Wednesday, May 30, 2012

Stanley Cup Final prediction

That was a hell of a layoff, wasn't it? The New Jersey Devils haven't played since last Friday and the LA Kings haven't since last Tuesday, a nine-day break. If one's the kind of person who believes in things like momentum or they're on a roll or whatever, you better not bust those phrases out after game one since you can't have momentum when you haven't moved in almost a week.

Still, these playoff have been all sorts of fun and I'm not really looking forward to them ending. The last round was somewhat anticlimactic, with series that didn't feel especially close, but there was still some great moments. To wit: game six of the Rangers/Devils series, where the Rangers had chances in overtime but just couldn't get it to happen. I hate to break everything to a simple line like this, but it genuinely feels like New York just ran out of gas: this was a great regular season team who admittedly did struggle in the first two rounds. It took them seven games to get past both the Capitols and Senators and those were two teams way below them statistically. Like the OT in game six showed, they just didn't have the horses to keep pace with (let alone pass) a team like the Devils.

And what then to make of the Coyotes? They fell back to Earth pretty quickly in the Western Final, being held to two goals or less in the first three games and Mike Smith was lit up by a team that's not especially noteworthy on the offensive end; after all, it was Jonathan Quick's goaltending that's gotten LA to the final (but more on that in a second). They looked like a different team than the one that crushed Nashville and even the one that held Chicago back in the first round. It felt different than the Eastern Final, though: they just ran into a team solidly better than them. Sure, the Kings were an eight seed, but how many people really think it was a tremendous upset?

Anyway there's only one series left, so here's my last prediction for the NHL Playoffs.

Stanley Cup Final: (6) New Jersey Devils v. (8) Los Angeles Kings


I have a feeling that when people, years from now, look back at these playoffs, it's going to look like a series of upsets and upsets with two teams meeting in the finals that nobody would really call the two best teams in the NHL. After all, the final pits a eight seed against a six seed: this is not exactly a final anyone would have expected back at the All-Star break.

Thing is, these playoffs have shown the Kings to be best team in the west, with Quick looking like the best playoff goalie since Martin Brodeur's heyday. His 1.54 GAA is 33rd best of any goalie in the playoffs, ever and that, his Save Percentage (.946) are better than anything Brodeur had in his trips to the Finals and is right up there with legendary Cup runs by Bernie Parent (1.89 in 1975), Ken Dryden (1.55 in 1977) and Dominik Hasek (1.77, ..939 in 1999). And like them, he seems impregnable: more than any goalie I can think of since Hasek, he just feels like someone who's on all the time.

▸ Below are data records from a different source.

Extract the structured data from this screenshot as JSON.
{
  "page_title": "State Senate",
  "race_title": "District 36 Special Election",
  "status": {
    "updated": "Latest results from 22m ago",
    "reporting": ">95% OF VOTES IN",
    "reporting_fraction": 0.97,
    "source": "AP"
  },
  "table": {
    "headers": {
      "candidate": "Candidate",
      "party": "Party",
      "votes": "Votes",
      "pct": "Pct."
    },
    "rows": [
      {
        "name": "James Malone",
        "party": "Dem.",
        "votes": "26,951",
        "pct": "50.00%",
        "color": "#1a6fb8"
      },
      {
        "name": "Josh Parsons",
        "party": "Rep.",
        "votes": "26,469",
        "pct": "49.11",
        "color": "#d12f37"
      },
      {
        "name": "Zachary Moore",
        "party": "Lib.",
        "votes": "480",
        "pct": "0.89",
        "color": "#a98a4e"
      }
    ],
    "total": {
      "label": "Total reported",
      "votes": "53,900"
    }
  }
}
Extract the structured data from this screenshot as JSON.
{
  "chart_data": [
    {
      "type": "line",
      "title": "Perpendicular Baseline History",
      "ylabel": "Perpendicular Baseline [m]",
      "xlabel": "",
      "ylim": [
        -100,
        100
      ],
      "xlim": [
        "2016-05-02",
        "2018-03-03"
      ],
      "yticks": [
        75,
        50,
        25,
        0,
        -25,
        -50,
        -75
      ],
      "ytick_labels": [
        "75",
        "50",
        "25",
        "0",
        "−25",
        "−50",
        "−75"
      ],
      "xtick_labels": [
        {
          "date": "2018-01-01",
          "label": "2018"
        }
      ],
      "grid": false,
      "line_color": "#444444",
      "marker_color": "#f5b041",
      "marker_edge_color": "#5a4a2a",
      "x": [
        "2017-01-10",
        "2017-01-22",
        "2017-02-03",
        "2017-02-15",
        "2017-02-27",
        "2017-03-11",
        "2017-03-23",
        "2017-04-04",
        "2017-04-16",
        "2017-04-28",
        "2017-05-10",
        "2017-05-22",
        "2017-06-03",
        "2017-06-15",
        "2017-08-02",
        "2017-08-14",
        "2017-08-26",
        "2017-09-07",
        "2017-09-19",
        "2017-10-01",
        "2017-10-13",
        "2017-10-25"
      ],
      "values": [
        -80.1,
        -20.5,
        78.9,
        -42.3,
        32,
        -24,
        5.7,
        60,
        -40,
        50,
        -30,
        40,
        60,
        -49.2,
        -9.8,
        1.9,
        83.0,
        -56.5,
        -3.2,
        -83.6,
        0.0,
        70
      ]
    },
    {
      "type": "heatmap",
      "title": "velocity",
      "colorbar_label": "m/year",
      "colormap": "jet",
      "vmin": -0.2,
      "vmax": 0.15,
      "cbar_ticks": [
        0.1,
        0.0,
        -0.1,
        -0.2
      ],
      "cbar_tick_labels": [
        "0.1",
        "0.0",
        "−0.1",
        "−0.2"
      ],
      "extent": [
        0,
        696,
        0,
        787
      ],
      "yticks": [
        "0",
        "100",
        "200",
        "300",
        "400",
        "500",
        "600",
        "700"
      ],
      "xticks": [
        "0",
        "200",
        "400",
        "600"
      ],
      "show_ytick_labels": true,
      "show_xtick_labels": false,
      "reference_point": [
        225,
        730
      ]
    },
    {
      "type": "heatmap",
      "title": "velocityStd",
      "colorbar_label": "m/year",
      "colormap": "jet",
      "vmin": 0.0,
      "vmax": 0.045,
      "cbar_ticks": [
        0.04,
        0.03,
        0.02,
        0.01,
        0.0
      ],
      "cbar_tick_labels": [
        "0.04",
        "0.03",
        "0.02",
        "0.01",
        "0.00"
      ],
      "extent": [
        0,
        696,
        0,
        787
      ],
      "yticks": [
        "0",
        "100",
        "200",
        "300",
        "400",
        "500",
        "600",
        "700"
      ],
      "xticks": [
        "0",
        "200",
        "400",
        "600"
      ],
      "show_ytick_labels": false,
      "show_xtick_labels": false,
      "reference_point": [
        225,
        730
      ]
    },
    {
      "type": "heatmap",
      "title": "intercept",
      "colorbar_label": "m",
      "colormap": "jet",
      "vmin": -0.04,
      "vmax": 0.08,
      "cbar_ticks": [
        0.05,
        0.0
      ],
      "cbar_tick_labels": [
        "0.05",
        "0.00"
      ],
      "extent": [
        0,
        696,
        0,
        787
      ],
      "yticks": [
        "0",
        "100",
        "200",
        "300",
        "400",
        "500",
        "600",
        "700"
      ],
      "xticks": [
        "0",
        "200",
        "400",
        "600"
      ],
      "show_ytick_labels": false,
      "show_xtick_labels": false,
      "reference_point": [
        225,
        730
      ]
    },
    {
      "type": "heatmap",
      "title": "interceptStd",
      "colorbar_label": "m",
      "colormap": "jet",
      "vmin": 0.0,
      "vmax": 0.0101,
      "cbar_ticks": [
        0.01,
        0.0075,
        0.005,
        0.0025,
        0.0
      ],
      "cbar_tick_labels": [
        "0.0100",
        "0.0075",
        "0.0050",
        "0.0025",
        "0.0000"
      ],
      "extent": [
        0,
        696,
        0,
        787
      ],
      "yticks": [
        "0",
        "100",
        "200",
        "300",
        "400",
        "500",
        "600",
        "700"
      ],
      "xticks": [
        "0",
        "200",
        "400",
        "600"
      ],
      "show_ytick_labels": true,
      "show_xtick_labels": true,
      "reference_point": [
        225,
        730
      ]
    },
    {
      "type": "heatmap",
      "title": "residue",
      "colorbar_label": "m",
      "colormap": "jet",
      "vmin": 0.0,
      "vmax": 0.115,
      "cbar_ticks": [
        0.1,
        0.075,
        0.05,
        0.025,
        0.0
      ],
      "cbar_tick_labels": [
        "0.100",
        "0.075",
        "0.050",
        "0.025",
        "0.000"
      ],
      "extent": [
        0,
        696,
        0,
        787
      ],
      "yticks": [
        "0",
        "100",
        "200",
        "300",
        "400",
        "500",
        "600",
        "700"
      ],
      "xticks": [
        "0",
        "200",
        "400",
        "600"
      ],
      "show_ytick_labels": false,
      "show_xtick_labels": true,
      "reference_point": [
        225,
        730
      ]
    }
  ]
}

True, he hasn't quite been tested like Dryden, Hasek or even Brodeur were in their best years - one hesitates before calling the 2012 Phoenix Coyotes a team on the same level as, say, the 1975 Buffalo Sabres - but still, these Kings have upset every team they've faced, including the two best teams in the NHL this regular season. And what's more, they're doing it quickly: they've lost twice this postseason, once to Vancouver and once to Phoenix.

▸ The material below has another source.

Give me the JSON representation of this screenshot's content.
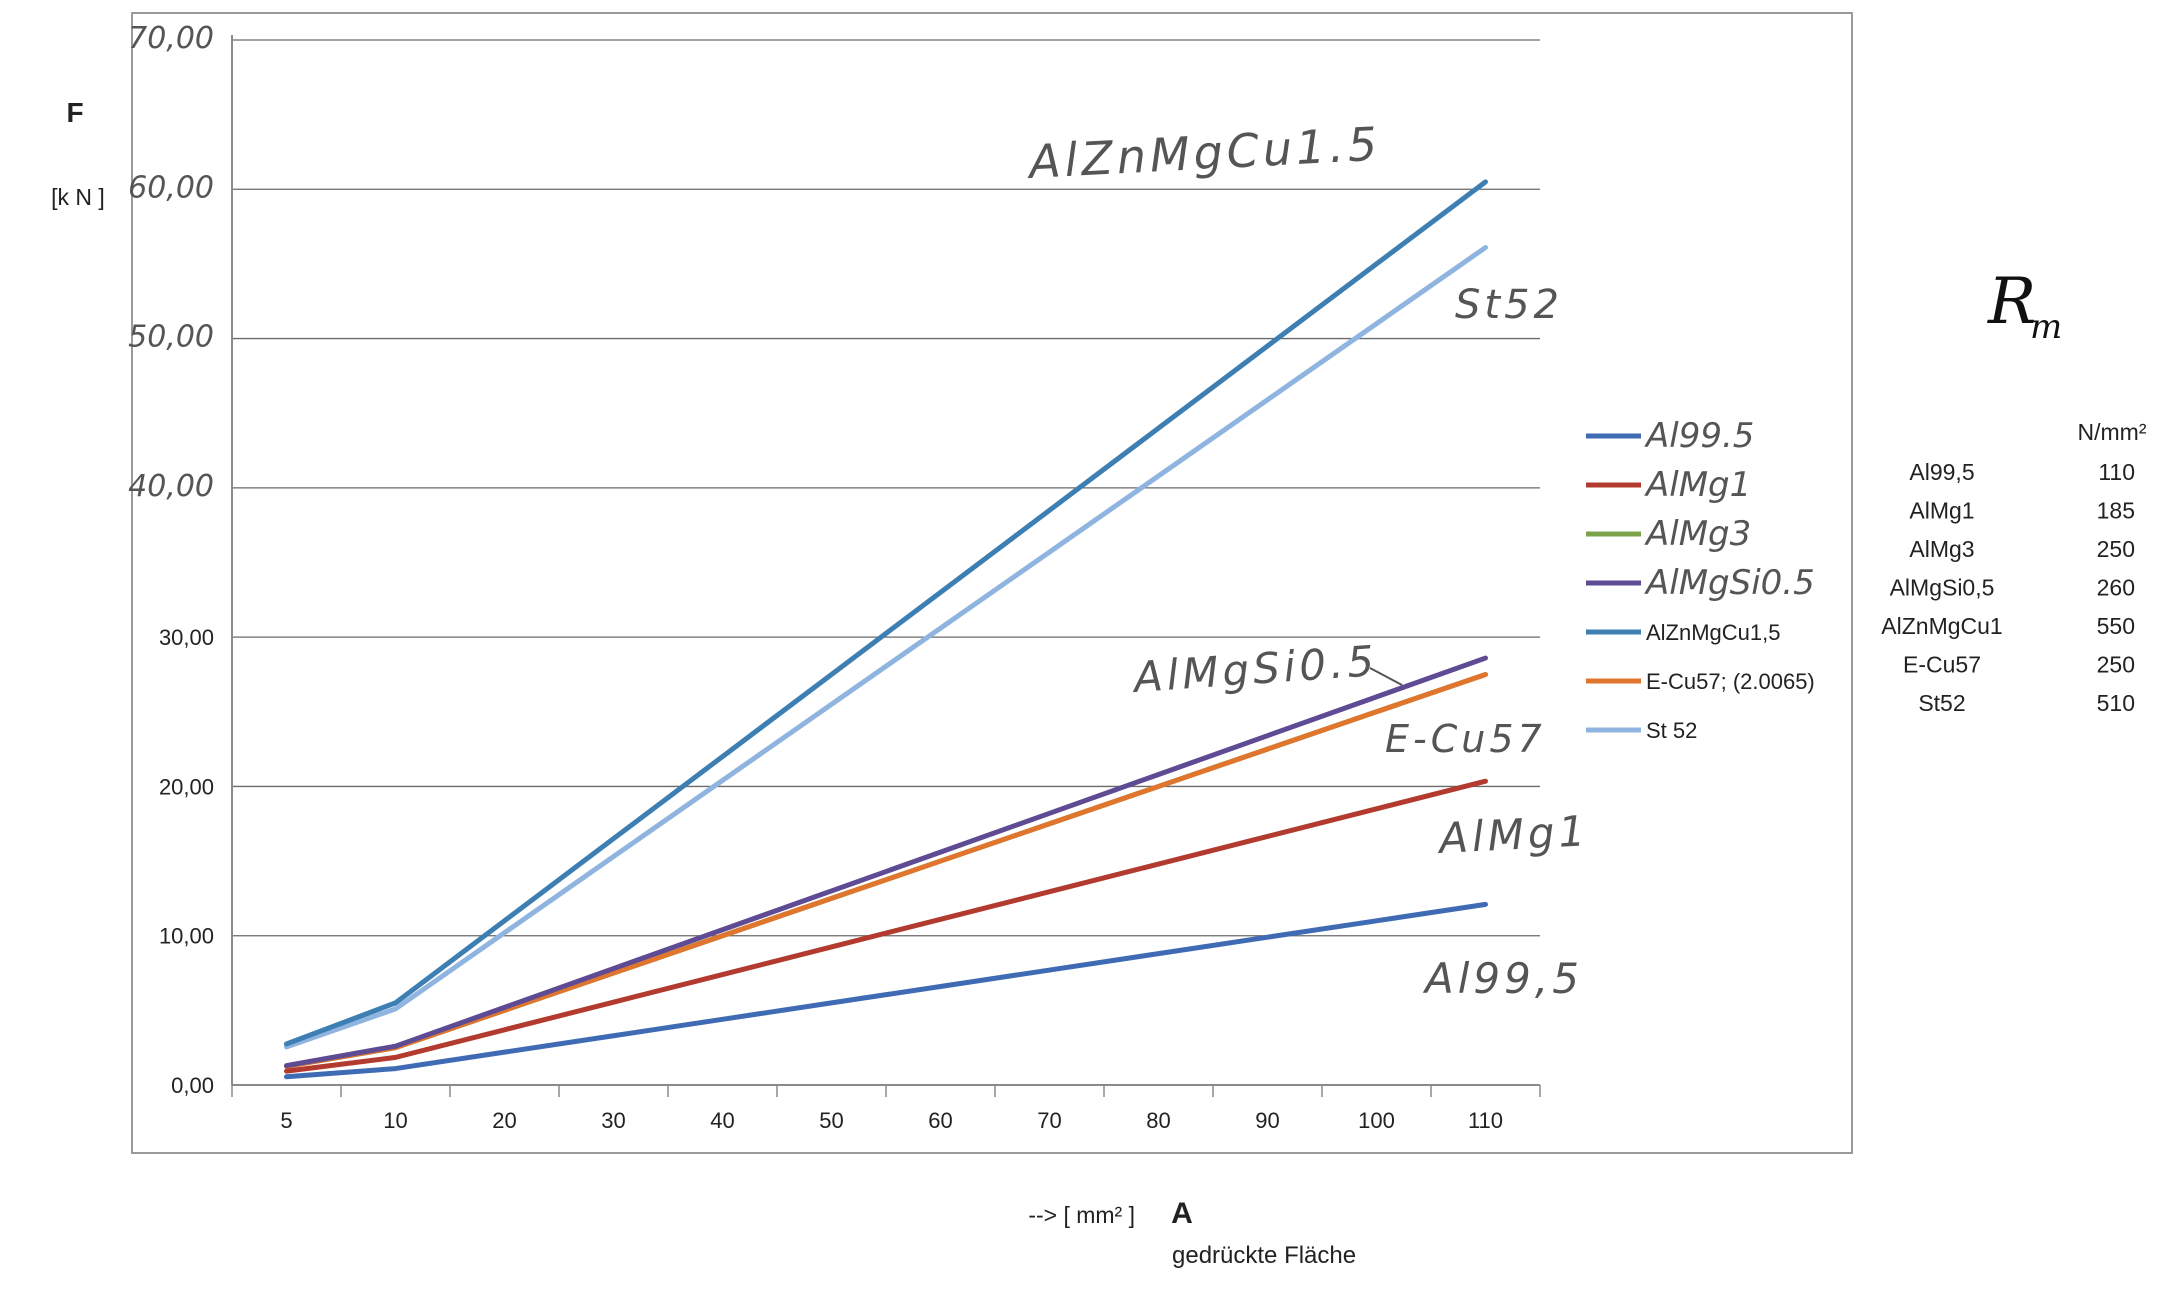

Meanwhile, the Devils have pulled upsets of their own: they beat the Rangers in six, winning the last three in a row, and made short work of a high-scoring Flyers team. Although Brodeur is getting a ton of credit - and with his best stats since his 2003 Cup run, it's not wholly undeserved - don't look past the rest of the team: Zach Parise, Ilya Kovalchuk and Travis Zajac each have seven playoff goals and Kovalchuk's 18 points leads all playoff scorers. This is a much fuller team than the Devils are known for; they're usually winning in a high scoring game, not in a 1-0 overtime finish. But still, look at their goal differential: LA has a +19, New Jersey +9. While it's true the Devils can score, they're also being scored upon.

And to me, that's a crucial difference: not only the Kings have lost just two games, but they've shut down some very good offenses along the way. If this is a short series, and my gut tells me it will be, it plays right into the Kings favor: they might not score often, but they keep the score low and don't need more than two or three goals. Indeed, they've scored ten fewer goals than the Devils and still have a much larger goal differential.

Los Angeles in five. 
Conn Smythe winner: Jonathan Quick


Last round: Two of two! Even nailed the number of games!